Coach was sitting on his ass, covering himself with closed legs, shivering, although it hadn’t dropped below ninety all damn day. He just kept shaking his head, pretty much realizing that he wasn’t about to get out of this place alive. ’Course Nito never saw that kind of concern on his face when he’d bashed in Milly Jones’s head, only when they set that car on fire and that dead girl come to life, walking out the open passenger door and headed for the road. He and Coach jumped in their vehicles and got the hell out of there.
“You’re going to have to kill me,” Coach said. “I won’t be violated.”
“Bend over, Coach Bud,” Nito said, taking in the hit, letting it out real slow. “Take it like a man.”
“Why?” Coach said. “What are you gonna do to me?”
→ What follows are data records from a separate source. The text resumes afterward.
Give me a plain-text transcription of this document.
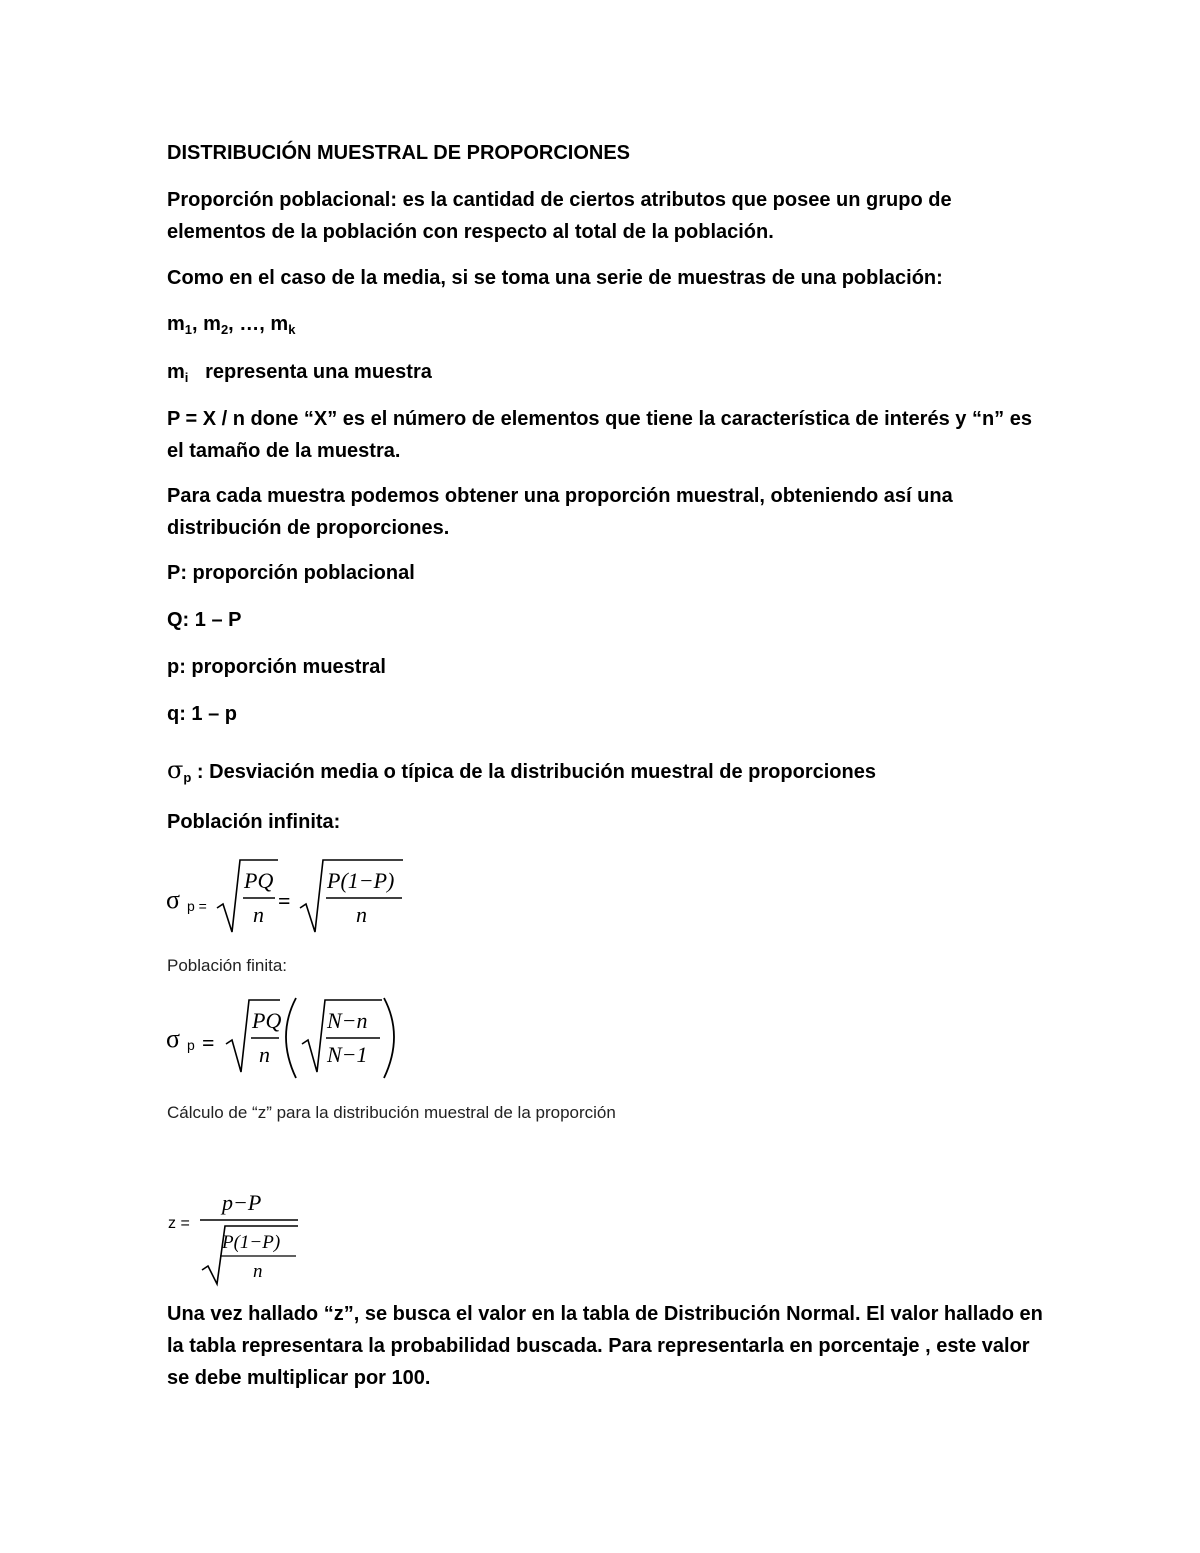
DISTRIBUCIÓN MUESTRAL DE PROPORCIONES

Proporción poblacional: es la cantidad de ciertos atributos que posee un grupo de elementos de la población con respecto al total de la población.

Como en el caso de la media, si se toma una serie de muestras de una población:

$m_1$, $m_2$, …, $m_k$

$m_i$ representa una muestra

P = X / n done “X” es el número de elementos que tiene la característica de interés y “n” es el tamaño de la muestra.

Para cada muestra podemos obtener una proporción muestral, obteniendo así una distribución de proporciones.

P: proporción poblacional

Q: 1 – P

p: proporción muestral

q: 1 – p

$\sigma_p$ : Desviación media o típica de la distribución muestral de proporciones

Población infinita:

σ p =
PQ
n
=
P(1−P)
n

Población finita:

σ p =
PQ
n
N−n
N−1

Cálculo de “z” para la distribución muestral de la proporción

z =
p−P
P(1−P)
n

Una vez hallado “z”, se busca el valor en la tabla de Distribución Normal. El valor hallado en la tabla representara la probabilidad buscada. Para representarla en porcentaje , este valor se debe multiplicar por 100.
“Time you learn to get some of that intestinal fortitude you always talking about.”
• • •
Quinn was right. Lillie had a nice viewpoint on the train station roof, watching as Quinn and the other two deputies filed into building from an old loading dock. Nearly half of the roof had been ripped off by the tornado two years ago, letting some moonlight shine in, the entry to the staircase illuminated by the headlights of Nito’s Caprice Classic. She was no expert on this stuff, but she was pretty sure he was now playing Yo Gotti, featuring Boosie Badazz and Blac Youngsta. “The Good Die Young.” Lillie had gotten hooked on Hot 107 in Memphis, hard music to stop liking. I see the hate on their face. Praying for better days.